Mustique was developed with the permission of St. Vincent and the Grenadines when Scotsman Colin Tennant (later the 3rd Baron of Glenconner), bought it on hopes and dreams (plus the equivalent today of a million pounds) in 1958. At the time, it had no water, few inhabitants, and a plethora of roaming cattle — not to mention an army of mosquitos. No matter, with Don Quixote-esque clarity of purpose, Tennant vowed to build a kind of blue-blood Bohemian commune, a haven for fellow members of the haute monde to escape the dull reality of convention, a spot where desires and whims, both hedonistic and ordinary, could be realized. Tennant’s tropical utopia took off once he gave Princess Margaret a plot of land as a wedding gift.
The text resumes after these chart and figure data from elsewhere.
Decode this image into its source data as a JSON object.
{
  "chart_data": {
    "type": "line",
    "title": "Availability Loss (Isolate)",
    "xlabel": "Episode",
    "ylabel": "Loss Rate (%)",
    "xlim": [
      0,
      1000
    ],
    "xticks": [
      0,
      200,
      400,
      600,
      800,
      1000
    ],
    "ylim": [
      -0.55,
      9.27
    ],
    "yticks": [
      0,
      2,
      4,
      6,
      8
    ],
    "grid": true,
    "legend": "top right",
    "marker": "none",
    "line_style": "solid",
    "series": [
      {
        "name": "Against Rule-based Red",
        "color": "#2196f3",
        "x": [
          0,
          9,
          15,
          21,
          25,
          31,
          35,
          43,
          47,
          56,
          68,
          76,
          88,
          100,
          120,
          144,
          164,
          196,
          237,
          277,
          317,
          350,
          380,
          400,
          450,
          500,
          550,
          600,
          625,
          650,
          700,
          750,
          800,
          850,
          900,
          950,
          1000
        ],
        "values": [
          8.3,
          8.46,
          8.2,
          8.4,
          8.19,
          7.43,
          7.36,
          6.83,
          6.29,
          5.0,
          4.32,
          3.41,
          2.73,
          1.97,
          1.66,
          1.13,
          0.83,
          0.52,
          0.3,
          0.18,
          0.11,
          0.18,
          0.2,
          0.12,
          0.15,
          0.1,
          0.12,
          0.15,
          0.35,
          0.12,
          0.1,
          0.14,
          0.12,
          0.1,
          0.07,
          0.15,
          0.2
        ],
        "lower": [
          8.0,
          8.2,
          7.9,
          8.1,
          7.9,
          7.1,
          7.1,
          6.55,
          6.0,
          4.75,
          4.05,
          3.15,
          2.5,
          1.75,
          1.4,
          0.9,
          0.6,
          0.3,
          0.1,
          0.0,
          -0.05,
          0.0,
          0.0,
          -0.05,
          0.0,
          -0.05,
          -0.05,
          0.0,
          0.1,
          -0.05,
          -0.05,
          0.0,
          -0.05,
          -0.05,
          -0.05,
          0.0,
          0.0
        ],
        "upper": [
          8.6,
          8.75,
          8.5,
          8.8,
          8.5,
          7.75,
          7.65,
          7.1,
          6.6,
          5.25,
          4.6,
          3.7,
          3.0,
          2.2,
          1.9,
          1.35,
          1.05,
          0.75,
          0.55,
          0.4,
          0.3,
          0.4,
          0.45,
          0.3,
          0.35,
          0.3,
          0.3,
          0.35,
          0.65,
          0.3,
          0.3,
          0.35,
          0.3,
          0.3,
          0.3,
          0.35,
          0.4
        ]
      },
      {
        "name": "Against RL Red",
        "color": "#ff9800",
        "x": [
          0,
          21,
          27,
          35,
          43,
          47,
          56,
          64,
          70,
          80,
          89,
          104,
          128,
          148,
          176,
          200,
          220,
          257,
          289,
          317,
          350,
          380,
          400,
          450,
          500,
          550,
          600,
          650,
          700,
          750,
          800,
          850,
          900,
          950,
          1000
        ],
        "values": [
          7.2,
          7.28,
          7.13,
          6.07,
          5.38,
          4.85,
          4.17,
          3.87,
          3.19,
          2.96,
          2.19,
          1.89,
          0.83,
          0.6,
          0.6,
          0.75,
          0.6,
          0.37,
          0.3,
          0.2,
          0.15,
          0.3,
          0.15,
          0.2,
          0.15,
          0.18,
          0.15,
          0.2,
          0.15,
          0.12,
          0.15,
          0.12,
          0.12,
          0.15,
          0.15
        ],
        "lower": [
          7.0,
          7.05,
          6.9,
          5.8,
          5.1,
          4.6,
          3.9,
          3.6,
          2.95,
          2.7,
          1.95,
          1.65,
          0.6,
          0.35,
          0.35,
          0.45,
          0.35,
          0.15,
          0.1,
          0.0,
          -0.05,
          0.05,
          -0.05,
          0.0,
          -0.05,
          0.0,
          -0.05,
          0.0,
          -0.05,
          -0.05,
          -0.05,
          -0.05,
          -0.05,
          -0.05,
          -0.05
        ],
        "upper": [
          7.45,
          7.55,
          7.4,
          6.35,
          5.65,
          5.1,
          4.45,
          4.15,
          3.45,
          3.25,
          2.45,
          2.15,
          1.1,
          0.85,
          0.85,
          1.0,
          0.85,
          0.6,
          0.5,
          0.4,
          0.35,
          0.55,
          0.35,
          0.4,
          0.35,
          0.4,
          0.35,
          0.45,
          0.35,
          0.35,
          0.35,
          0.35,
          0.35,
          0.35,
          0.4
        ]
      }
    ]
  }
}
She immediately hired the eccentric stage designer (and artist) Oliver Messel to create her villa, which she called Les Jolies Eaux. More homes by Messel followed. Then, a slew of lavish mansions in other styles went up. The Copelands’ Toucan Hill — with its Moroccan palace design, a place inspired by romance and built for pleasure — exemplifies the trend.
Across the island, during the 1960s and 1970s (and beyond), the parties — sybaritic and clandestine, costumed and nude, quirky and quiet — made headlines. Photos of the time capture a kind of Alice Through the Looking Glass destination for pleasure seekers. These images hint at debauchery and scandal, experimentation and glee. This was a safe place, an escape from the ordinary that many of the island residents and homeowners craved. But many serene-minded guests came, too. Like visitors today, they sunbathed, built sandcastles, sipped rum punch, picnicked on the beach — and slept off a season of hard work. Both vacation-style options attracted an international coterie of legends — many of them like Mick Jagger and Tommy Hilfiger — built homes. Today, on Mustique, the mood is more tempered, yet still glamorous, and artfully understated.

“Things are a little different on Mustique these days,” says Tatiana, though she has a twinkle in her eye that implies otherwise. Times change. In some ways that bygone Boho era has come to a close. The decadent parties have been toned down with other interests —such as wellness, music, and gastronomy. Though Mustique’s founding pioneer spirit underscores every aspect of the island, it also draws travelers for events such as January/February’s Mustique Blues Festival. In May, the island will hold its first ever Wellness Week, a seven-day festival that will promote scores of wellbeing-oriented activities from hiking to yoga, from meditation to spa treatments and kayaking. As for the Copelands’ Toucan Hill? Peerless and magical, its setting, staff, and stylish abundance ensures that guests will experience both the old and the new Mustique. A feast for the senses, there’s no other villa on the island like it. Just wait until you glimpse that sunset.